In 1919 Balenciaga opened his first shop in San Sebastián, on a coast more frequented by high society than it is now—Chanel had been operating at Biarritz since 1915. His first major commission was a bridal gown (as was his last, done in retirement and depression for the duchess of Cádiz in 1972). He was soon in demand at court, in the last phase of the Spanish monarchy before its suspension in 1931, working for Queen Victoria Eúgenie and Queen Mother Maria Cristina. He opened a second house in Madrid and a third in Barcelona, all three called Eisa, after his mother. His Spanish business was run with the help of his sister, his brother, and other relatives, and was from first to last very much a family firm, though on a substantial scale: 250 people worked in the Madrid house alone, and a further 100 in Barcelona.
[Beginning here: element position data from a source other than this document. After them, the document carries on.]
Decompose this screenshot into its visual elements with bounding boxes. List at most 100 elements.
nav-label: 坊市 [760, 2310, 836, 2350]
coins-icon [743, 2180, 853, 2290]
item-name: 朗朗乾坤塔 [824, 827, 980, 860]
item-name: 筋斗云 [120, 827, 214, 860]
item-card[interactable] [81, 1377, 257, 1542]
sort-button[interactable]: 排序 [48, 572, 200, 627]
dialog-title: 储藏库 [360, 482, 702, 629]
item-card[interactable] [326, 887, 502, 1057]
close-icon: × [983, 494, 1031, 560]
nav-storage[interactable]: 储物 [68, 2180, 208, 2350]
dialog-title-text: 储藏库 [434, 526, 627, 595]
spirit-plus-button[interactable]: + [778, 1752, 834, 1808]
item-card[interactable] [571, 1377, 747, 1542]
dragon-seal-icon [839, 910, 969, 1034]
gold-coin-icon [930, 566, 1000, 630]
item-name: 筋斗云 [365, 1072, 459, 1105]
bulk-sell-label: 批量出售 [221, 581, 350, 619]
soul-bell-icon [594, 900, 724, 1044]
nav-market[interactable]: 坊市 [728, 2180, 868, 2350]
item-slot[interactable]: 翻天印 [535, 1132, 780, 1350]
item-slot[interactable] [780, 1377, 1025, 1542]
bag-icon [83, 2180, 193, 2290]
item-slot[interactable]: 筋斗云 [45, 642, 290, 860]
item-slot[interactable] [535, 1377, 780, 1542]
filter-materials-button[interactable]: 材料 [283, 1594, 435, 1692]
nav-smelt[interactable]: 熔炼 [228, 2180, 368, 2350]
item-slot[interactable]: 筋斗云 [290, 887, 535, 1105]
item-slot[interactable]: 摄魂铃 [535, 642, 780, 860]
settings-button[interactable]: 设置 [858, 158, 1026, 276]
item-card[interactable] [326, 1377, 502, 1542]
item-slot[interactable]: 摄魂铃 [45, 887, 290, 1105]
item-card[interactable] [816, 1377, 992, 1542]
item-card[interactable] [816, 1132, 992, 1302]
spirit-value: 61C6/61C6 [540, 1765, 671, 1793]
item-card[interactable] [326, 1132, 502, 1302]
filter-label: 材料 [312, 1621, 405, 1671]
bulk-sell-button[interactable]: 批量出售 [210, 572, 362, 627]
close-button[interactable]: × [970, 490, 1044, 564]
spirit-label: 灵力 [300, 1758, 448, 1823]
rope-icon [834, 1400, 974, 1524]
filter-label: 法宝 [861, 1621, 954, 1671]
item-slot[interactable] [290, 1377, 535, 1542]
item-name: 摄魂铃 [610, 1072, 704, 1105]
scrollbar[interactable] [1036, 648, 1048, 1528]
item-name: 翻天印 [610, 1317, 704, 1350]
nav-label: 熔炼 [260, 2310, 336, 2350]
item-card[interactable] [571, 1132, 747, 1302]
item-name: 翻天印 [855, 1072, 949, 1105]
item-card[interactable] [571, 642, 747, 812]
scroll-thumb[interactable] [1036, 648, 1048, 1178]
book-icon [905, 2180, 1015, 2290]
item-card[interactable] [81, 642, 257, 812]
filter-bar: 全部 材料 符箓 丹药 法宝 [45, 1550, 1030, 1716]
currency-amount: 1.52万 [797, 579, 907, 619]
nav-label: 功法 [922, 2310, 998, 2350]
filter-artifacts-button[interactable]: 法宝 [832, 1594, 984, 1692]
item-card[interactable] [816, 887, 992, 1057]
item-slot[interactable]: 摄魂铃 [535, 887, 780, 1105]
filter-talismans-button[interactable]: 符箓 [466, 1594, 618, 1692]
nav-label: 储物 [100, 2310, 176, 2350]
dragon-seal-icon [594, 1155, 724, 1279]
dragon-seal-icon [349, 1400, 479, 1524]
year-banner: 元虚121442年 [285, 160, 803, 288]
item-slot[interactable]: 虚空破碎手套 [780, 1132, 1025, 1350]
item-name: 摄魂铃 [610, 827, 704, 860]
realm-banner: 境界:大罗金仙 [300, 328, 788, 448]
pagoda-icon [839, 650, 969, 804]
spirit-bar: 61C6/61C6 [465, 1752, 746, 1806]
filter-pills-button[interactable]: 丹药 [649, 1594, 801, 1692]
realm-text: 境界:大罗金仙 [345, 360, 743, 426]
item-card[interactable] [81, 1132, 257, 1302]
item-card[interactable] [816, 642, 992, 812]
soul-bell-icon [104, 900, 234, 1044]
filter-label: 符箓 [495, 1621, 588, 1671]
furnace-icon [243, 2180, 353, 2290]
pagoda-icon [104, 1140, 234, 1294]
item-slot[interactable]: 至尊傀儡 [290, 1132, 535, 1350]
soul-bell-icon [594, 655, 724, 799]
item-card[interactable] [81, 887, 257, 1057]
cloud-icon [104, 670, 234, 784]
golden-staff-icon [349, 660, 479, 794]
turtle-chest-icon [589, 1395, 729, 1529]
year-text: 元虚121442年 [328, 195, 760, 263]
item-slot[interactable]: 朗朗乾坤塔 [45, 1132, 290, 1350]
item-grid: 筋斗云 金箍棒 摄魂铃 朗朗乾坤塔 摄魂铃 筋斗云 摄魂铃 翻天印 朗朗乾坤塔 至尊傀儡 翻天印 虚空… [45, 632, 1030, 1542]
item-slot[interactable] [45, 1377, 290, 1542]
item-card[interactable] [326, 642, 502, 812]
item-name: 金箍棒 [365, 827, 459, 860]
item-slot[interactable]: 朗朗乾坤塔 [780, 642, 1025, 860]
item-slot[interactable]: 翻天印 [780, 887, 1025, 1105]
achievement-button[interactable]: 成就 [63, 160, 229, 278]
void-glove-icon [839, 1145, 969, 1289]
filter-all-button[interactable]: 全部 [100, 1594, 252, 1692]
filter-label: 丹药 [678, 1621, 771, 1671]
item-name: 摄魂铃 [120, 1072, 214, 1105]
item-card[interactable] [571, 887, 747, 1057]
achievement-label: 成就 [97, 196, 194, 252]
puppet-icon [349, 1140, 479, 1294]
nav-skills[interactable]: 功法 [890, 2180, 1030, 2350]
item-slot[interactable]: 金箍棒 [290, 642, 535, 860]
These three houses showed his own clothes; but he also imported clothes from Paris, going there frequently to choose them, from Worth, Molyneux, Chérait, Paquin, and Lanvin. Madame Vionnet, the most beloved of designers, was his inspiration. When the Spanish Civil War broke out, he had to shut up shop, and it was natural for him to transfer to Paris (the third floor of number 10 on the new Avenue George V) in 1937. When the war ended in 1939, he reopened in Spain and was soon dressing General Franco’s wife. But Paris thereafter remained his chief base, though it had to be financed from Spain. Clearly his French profits (if any) probably never matched his Spanish ones.